Multi-Peril Coverage Options
Multi-peril crop insurance offers two core protections that work together for most corn, soybean, and wheat growers.
Additional Crop Insurance Products
Crop Hail Insurance
Targeted coverage that pays for hail damage, often with options for fire, lightning, or transit. Many farms add this for localized storms that do not affect the whole unit.
Pasture, Rangeland, and Forage Insurance
Rainfall-index coverage that helps offset forage shortfalls for hay and grazing. A good fit for cattle operations near Liberty, Brookville, or Eaton.
Why Crop Insurance Matters Here
One storm can change a season. Heavy spring rains, late-summer hail, or sudden wind can cut yields quickly. Reliable coverage helps protect cash flow so you can plan next year’s inputs with confidence.
How We Work The Process
Assess fields and goals, select coverage and unit structure, complete acreage reporting, and review at renewal. Bath Insurance Group handles reminders and paperwork and coordinates with adjusters when needed.
Answers To Common Questions
When are sign-up deadlines
Spring sales closing is typically mid-March for corn and soybeans. Check the deadline calendar before planting.

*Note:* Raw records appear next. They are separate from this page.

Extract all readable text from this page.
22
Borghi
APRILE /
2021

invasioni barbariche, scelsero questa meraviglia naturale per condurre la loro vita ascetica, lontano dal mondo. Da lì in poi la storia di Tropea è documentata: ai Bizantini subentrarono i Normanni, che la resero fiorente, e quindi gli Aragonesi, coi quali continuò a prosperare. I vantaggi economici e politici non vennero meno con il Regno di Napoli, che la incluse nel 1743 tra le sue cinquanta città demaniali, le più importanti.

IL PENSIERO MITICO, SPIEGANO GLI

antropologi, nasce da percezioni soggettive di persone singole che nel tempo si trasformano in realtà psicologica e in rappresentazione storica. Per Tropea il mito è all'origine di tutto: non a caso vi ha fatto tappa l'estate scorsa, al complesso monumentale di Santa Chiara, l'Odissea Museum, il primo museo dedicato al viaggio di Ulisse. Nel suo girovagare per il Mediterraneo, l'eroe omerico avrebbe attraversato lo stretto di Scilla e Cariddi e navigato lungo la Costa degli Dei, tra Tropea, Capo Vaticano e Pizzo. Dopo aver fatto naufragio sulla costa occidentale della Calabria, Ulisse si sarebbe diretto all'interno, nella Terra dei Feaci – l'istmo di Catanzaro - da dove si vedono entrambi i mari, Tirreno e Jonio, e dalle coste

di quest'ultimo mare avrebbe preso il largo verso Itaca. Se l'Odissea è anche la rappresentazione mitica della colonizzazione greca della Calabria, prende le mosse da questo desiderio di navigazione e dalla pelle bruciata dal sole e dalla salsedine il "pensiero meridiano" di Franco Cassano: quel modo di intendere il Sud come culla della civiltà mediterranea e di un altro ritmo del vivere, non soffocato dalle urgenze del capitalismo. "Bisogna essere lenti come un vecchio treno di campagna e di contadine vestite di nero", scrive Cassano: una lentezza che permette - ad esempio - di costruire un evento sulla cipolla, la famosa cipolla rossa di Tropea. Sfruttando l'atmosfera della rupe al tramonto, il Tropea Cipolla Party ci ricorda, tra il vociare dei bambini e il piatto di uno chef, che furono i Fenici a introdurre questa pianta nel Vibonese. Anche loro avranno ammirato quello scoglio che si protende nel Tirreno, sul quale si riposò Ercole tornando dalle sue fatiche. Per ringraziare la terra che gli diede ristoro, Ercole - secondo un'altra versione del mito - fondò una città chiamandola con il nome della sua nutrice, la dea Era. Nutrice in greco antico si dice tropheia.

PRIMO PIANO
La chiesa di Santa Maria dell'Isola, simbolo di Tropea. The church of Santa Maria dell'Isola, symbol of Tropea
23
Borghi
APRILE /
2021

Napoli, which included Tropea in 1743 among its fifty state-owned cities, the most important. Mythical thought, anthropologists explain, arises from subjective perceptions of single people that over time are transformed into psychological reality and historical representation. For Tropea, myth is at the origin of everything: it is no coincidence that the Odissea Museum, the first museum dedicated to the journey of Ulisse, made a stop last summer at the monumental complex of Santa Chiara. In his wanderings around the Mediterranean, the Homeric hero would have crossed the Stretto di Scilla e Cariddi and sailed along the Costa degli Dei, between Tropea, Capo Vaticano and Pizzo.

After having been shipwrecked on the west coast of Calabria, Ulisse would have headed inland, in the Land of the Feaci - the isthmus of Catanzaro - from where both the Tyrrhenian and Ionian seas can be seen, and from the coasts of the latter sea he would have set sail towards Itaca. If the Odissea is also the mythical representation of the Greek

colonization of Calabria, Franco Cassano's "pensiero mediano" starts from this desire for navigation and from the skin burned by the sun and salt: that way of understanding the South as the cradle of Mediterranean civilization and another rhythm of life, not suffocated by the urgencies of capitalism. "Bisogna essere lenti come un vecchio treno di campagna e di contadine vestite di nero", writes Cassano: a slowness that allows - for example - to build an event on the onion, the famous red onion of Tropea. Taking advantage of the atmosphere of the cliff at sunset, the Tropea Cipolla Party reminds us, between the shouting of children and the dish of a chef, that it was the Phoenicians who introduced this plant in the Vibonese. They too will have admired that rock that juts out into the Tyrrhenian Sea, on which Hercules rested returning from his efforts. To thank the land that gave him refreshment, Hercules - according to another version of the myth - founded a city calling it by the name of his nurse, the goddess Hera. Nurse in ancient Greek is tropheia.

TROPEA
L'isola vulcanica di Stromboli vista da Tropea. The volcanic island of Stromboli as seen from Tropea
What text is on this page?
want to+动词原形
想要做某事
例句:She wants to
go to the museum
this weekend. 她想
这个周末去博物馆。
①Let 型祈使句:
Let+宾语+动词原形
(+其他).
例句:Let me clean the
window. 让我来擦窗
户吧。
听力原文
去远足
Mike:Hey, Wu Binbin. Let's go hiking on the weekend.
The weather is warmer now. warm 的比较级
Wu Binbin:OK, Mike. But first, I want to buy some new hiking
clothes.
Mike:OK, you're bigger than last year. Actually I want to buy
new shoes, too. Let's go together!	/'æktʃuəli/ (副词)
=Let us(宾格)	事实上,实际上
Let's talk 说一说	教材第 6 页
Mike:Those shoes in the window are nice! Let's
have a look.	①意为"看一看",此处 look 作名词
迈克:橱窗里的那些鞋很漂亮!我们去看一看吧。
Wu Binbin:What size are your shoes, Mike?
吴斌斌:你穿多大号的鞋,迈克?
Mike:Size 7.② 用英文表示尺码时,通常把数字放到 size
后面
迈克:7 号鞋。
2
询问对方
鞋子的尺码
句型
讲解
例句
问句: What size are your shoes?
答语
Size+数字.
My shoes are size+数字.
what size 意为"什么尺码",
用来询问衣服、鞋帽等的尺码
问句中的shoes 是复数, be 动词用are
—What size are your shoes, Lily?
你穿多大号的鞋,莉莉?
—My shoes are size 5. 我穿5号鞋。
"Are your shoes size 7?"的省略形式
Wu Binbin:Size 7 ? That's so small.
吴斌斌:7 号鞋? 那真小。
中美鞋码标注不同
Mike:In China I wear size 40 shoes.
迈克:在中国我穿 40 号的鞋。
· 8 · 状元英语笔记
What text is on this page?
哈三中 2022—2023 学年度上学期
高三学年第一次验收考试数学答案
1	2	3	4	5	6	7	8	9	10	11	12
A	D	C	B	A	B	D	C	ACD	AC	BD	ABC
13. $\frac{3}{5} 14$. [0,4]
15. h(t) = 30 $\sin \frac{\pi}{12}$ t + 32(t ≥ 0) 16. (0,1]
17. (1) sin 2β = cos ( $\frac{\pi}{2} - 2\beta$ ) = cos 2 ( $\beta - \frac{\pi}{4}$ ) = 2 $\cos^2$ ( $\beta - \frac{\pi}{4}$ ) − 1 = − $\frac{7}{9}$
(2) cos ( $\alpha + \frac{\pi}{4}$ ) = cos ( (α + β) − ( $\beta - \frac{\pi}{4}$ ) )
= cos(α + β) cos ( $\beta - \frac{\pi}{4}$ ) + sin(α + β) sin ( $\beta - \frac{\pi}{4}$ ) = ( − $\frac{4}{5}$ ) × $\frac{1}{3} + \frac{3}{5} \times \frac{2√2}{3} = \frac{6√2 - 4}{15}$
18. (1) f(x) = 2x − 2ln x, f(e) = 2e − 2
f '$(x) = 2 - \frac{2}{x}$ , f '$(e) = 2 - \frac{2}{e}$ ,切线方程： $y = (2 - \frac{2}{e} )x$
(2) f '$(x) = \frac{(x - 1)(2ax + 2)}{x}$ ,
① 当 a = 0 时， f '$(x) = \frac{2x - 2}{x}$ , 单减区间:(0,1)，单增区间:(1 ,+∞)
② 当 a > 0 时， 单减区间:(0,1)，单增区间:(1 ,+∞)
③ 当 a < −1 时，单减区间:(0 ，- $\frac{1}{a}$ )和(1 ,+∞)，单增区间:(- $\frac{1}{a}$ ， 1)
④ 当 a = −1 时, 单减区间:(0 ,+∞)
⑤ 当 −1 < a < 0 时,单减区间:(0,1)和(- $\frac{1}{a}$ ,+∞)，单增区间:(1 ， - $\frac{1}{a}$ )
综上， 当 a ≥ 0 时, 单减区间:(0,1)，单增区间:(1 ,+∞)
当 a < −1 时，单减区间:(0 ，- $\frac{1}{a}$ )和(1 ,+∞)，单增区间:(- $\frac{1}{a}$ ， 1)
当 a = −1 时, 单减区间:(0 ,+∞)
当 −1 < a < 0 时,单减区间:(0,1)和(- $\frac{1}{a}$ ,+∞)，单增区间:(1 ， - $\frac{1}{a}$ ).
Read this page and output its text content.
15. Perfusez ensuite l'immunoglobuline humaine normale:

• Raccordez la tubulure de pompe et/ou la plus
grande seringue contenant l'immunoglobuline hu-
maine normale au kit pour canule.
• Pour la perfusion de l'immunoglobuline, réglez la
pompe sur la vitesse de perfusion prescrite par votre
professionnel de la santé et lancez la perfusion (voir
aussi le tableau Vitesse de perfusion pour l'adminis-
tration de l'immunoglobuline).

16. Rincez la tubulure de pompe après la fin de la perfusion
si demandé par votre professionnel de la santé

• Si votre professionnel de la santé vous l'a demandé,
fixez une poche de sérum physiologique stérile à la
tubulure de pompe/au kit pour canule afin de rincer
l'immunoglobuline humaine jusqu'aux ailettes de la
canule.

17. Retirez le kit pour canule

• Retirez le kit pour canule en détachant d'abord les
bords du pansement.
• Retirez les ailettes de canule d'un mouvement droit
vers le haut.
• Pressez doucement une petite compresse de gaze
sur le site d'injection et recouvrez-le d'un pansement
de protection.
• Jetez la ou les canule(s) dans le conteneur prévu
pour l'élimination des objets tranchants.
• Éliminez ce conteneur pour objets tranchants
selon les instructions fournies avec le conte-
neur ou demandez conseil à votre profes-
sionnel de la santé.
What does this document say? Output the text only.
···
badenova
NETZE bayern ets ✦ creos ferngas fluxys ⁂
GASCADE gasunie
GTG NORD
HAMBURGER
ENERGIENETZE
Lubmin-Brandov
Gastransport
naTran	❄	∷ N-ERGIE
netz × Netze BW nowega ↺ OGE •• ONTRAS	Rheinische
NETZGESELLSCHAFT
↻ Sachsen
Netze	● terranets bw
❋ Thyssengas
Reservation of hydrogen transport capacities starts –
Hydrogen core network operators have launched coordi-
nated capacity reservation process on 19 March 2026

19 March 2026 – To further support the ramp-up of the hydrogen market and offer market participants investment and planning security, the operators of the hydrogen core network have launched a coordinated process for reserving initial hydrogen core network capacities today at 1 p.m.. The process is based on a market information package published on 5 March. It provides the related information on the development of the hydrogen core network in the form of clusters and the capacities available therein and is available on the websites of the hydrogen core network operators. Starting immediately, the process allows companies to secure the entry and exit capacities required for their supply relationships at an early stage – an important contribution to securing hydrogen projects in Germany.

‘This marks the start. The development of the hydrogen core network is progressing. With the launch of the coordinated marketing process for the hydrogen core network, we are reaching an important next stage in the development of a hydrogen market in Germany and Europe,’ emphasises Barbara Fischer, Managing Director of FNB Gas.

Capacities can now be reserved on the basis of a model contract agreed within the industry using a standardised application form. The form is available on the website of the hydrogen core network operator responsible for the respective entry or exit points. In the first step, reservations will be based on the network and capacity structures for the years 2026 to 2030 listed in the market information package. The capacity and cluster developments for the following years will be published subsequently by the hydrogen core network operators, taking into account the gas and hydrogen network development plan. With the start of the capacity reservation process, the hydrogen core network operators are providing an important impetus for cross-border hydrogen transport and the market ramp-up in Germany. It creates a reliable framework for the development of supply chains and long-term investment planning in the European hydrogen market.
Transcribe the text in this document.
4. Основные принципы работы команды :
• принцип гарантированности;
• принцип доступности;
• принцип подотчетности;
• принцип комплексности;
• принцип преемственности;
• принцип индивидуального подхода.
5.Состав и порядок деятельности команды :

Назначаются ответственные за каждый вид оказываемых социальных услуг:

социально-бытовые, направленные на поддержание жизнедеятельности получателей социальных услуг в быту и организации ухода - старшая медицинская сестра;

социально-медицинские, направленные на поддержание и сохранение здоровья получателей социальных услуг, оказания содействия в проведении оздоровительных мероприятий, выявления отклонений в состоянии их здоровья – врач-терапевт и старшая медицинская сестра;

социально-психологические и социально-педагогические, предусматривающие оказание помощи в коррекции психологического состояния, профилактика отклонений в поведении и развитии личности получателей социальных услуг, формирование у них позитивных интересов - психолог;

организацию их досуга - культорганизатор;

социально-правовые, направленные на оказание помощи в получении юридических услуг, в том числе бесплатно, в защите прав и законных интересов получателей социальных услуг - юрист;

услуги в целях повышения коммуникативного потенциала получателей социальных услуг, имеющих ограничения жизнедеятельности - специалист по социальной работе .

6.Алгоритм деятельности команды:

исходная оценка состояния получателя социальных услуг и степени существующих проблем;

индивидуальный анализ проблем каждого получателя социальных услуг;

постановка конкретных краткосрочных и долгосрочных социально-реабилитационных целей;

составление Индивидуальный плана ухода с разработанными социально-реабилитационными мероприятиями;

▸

Yes, but many farms add a stand-alone hail policy for spot damage.
Describe the item or answer the question so that site visitors who are interested get more information. You can emphasize this text with bullets, italics or bold, and add links.What crops can I insure
Most row crops in our counties are eligible. Ask about specialty options if you grow beyond corn, soy, or wheat.
How are premiums set
Rates are program-based by crop, county, coverage level, and history.
Will claims change future coverage
Claims do not cause penalties. Your APH can change after poor years, and we help you review options.
Get Started With Crop Protection
Tell us your acres and goals. We will map out a plan that fits your fields and budget.